Agathe May: Le Miroir aux Alouettes
Galerie Catherine Putman PARIS | FRANCE
JAN 16, 2021 - MAR 13, 2021
These astonishing objects—traps used by hunters to attract larks—gave the popular expression that says what it has to say: the bird is seduced, attracted and fooled. The movement and 'supernatural' brightness of the object makes the bird attracted and incapable of resisting. The titles of the works exhibited use the name of the exhibition and then extend it by "Un Fil à la patte" (With Strings Attached). They are thus at the heart of the contemporary question represented here by faces focused on the ground and lit by the screens of portable computers and other digital devices. Faces in this raw light are hypnotised, absorbed by the source of energy, recreating as in Georges de La Tour's works an impression of a person surrounded by darkness.
In "La Caverne", an ultra-connected man, dulled, is fettered and dependent on an entwined network of cables and connections. He no longer has the need to face the reality of the world.

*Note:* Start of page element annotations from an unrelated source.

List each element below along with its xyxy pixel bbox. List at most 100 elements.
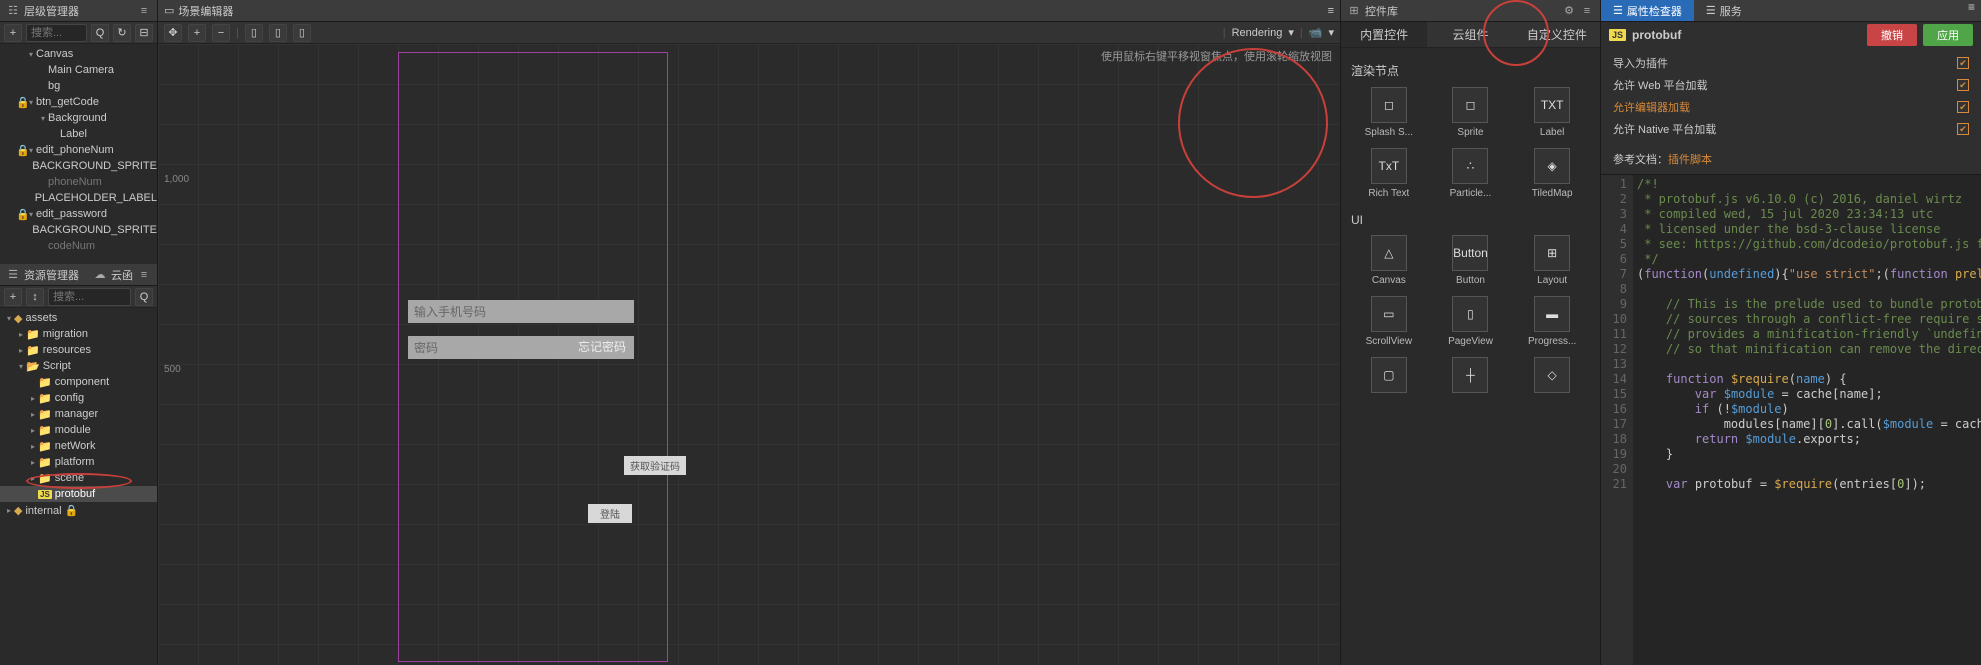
tree-row[interactable]: ▸📁migration	[0, 326, 157, 342]
assets-icon: ☰	[6, 268, 20, 282]
components-tabs: 内置控件 云组件 自定义控件	[1341, 22, 1600, 48]
cloud-title: 云函	[111, 267, 133, 283]
tree-row[interactable]: BACKGROUND_SPRITE	[0, 158, 157, 174]
chevron-down-icon: ▾	[1328, 26, 1334, 39]
tree-row[interactable]: 🔒▾btn_getCode	[0, 94, 157, 110]
menu-icon[interactable]: ≡	[1962, 0, 1981, 21]
component-item[interactable]: ButtonButton	[1433, 235, 1509, 286]
component-item[interactable]: ▬Progress...	[1514, 296, 1590, 347]
rendering-dropdown[interactable]: Rendering	[1232, 27, 1283, 39]
component-label: Label	[1540, 127, 1564, 138]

Virtual things and beings are enough for him. His eyes are used to the light of a computer screen and no longer see the sky. He lives in grogginess. "Le Rideau" (The Curtain) is closed: an imitation world is better, even if we know that it is insufficient and unsound. As a counterpoint to these works, women seem to gain a more courageous and solar position, more anchored to "Entre ciel et terre" (Between Sky and Earth) in spite of the constraints, traps and obstacles that they are used to, and live in a shrunken world that has become "Un si petit jardin" (Such a Small Garden). Children continue to build their "Cabane" (Hut) still dreaming of their future adult lives.
An animal observes the human being in almost every engraving. While humans take shelter by making do with the illusory and become blind, deaf and dumb, animals are the most lucid and the most able to judge the folly of men. This is a curious exhibition where all the themes can be seen against the background of past or present situation events. But they always contain a measure of premonition when you examine the dates of the works—from 2016 to 2019. The show finishes with "À fleur de peau" (Thin Skin and Sensitive) in which the artist shows herself as if on a pyre, burned by the information in a daily paper, blocking her ears and refusing to see, no longer to able put up with the dramas, complaints and pains of the world. The saying "Le Miroir aux alouettes" shifts towards another proverb: 'faire l’autruche' (to bury one's head in the sand). There's nothing new in the world. Each exhibition by the artist shows her extreme sensitivity to the world and her critical view of contemporary society.